If you want to be a more "efficient" AI user without feeling like a total jerk, here are a few ways to handle your prompts moving forward:

  • Focus on the Goal: Instead of "Please could you kindly write me a report," just start with "Write a report on..." The AI won't be offended.
  • Batch Your Praise: If you really want to express gratitude, do it at the end of a long thread rather than after every single message.
  • Use System Prompts: If you’re using the API or Custom GPTs, you can set a "polite" tone in the instructions so you don't have to type it every time.
  • Mind the Tokens: If you’re working on a complex task where every token counts (like coding), skip the pleasantries to save context window space.

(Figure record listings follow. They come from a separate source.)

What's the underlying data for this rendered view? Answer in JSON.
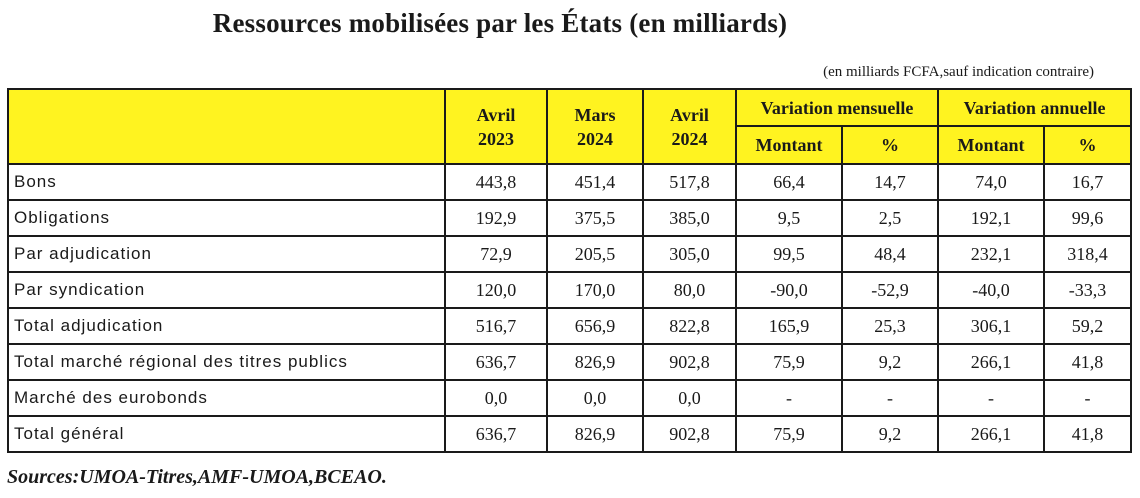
{
  "title": "Ressources mobilisées par les États (en milliards)",
  "unit_note": "(en milliards FCFA,sauf indication contraire)",
  "header": {
    "periods": [
      {
        "month": "Avril",
        "year": "2023"
      },
      {
        "month": "Mars",
        "year": "2024"
      },
      {
        "month": "Avril",
        "year": "2024"
      }
    ],
    "groups": [
      "Variation mensuelle",
      "Variation annuelle"
    ],
    "montant": "Montant",
    "pct": "%"
  },
  "rows": [
    {
      "label": "Bons",
      "values": [
        "443,8",
        "451,4",
        "517,8",
        "66,4",
        "14,7",
        "74,0",
        "16,7"
      ]
    },
    {
      "label": "Obligations",
      "values": [
        "192,9",
        "375,5",
        "385,0",
        "9,5",
        "2,5",
        "192,1",
        "99,6"
      ]
    },
    {
      "label": "Par adjudication",
      "values": [
        "72,9",
        "205,5",
        "305,0",
        "99,5",
        "48,4",
        "232,1",
        "318,4"
      ]
    },
    {
      "label": "Par syndication",
      "values": [
        "120,0",
        "170,0",
        "80,0",
        "-90,0",
        "-52,9",
        "-40,0",
        "-33,3"
      ]
    },
    {
      "label": "Total adjudication",
      "values": [
        "516,7",
        "656,9",
        "822,8",
        "165,9",
        "25,3",
        "306,1",
        "59,2"
      ]
    },
    {
      "label": "Total marché régional des titres publics",
      "values": [
        "636,7",
        "826,9",
        "902,8",
        "75,9",
        "9,2",
        "266,1",
        "41,8"
      ]
    },
    {
      "label": "Marché des eurobonds",
      "values": [
        "0,0",
        "0,0",
        "0,0",
        "-",
        "-",
        "-",
        "-"
      ]
    },
    {
      "label": "Total général",
      "values": [
        "636,7",
        "826,9",
        "902,8",
        "75,9",
        "9,2",
        "266,1",
        "41,8"
      ]
    }
  ],
  "sources": "Sources:UMOA-Titres,AMF-UMOA,BCEAO.",
  "colors": {
    "header_fill": "#fff320",
    "border": "#1a1a1a"
  }
}
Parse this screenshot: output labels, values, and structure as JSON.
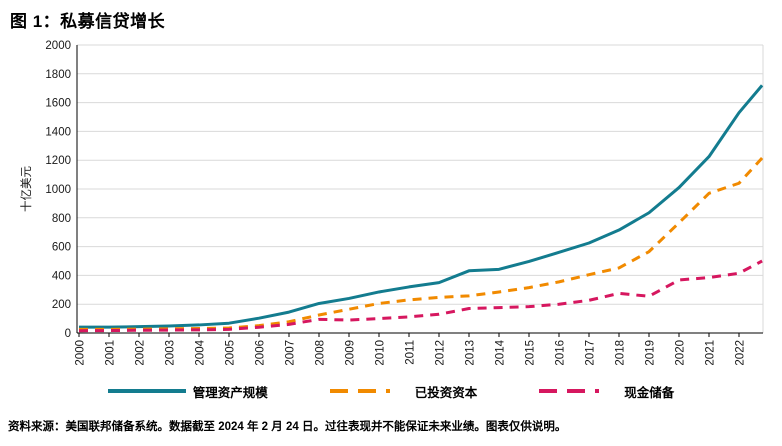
{
  "header": {
    "title": "图 1：私募信贷增长"
  },
  "footer": {
    "source_note": "资料来源：美国联邦储备系统。数据截至 2024 年 2 月 24 日。过往表现并不能保证未来业绩。图表仅供说明。"
  },
  "colors": {
    "aum": "#137c8f",
    "invested_capital": "#f18a00",
    "cash_reserves": "#d6175f",
    "grid": "#d9d9d9",
    "axis": "#000000",
    "tick_text": "#1a1a1a"
  },
  "chart_data": {
    "type": "line",
    "title": "图 1：私募信贷增长",
    "xlabel": "",
    "ylabel": "十亿美元",
    "ylim": [
      0,
      2000
    ],
    "y_ticks": [
      0,
      200,
      400,
      600,
      800,
      1000,
      1200,
      1400,
      1600,
      1800,
      2000
    ],
    "x_tick_labels": [
      "2000",
      "2001",
      "2002",
      "2003",
      "2004",
      "2005",
      "2006",
      "2007",
      "2008",
      "2009",
      "2010",
      "2011",
      "2012",
      "2013",
      "2014",
      "2015",
      "2016",
      "2017",
      "2018",
      "2019",
      "2020",
      "2021",
      "2022"
    ],
    "grid": "horizontal",
    "legend_position": "bottom",
    "x": [
      2000,
      2001,
      2002,
      2003,
      2004,
      2005,
      2006,
      2007,
      2008,
      2009,
      2010,
      2011,
      2012,
      2013,
      2014,
      2015,
      2016,
      2017,
      2018,
      2019,
      2020,
      2021,
      2022,
      2022.77
    ],
    "series": [
      {
        "name": "管理资产规模",
        "slug": "aum",
        "style": "solid",
        "color": "#137c8f",
        "values": [
          41,
          41,
          44,
          49,
          56,
          68,
          103,
          145,
          205,
          240,
          285,
          320,
          350,
          432,
          442,
          497,
          560,
          625,
          715,
          835,
          1010,
          1225,
          1530,
          1720
        ]
      },
      {
        "name": "已投资资本",
        "slug": "invested-capital",
        "style": "dashed",
        "color": "#f18a00",
        "values": [
          25,
          25,
          27,
          29,
          31,
          35,
          51,
          78,
          125,
          165,
          205,
          230,
          247,
          258,
          285,
          315,
          355,
          405,
          452,
          565,
          765,
          970,
          1040,
          1215
        ]
      },
      {
        "name": "现金储备",
        "slug": "cash-reserves",
        "style": "dashed",
        "color": "#d6175f",
        "values": [
          16,
          17,
          19,
          20,
          22,
          25,
          40,
          60,
          95,
          90,
          100,
          112,
          130,
          170,
          176,
          183,
          200,
          227,
          275,
          255,
          368,
          385,
          415,
          500
        ]
      }
    ]
  }
}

At the end of the day, Sam Altman is clearly okay with the bill. Whether it's the millions spent on polite ChatGPT users or the public "thank you" notes that saved his company, gratitude seems to be a core part of the OpenAI brand. Just maybe don't feel too guilty the next time you forget to say thanks to the bot—it's probably doing its wallet a favor.


Next Steps for You:
Check your own ChatGPT history. Look at how many tokens you might be "wasting" on pleasantries. If you're using AI for business, try stripping your prompts down to the bare essentials for one week and see if it changes the quality of the output. You might find that the AI is just as helpful without the "please," saving both time and a little bit of the planet's energy.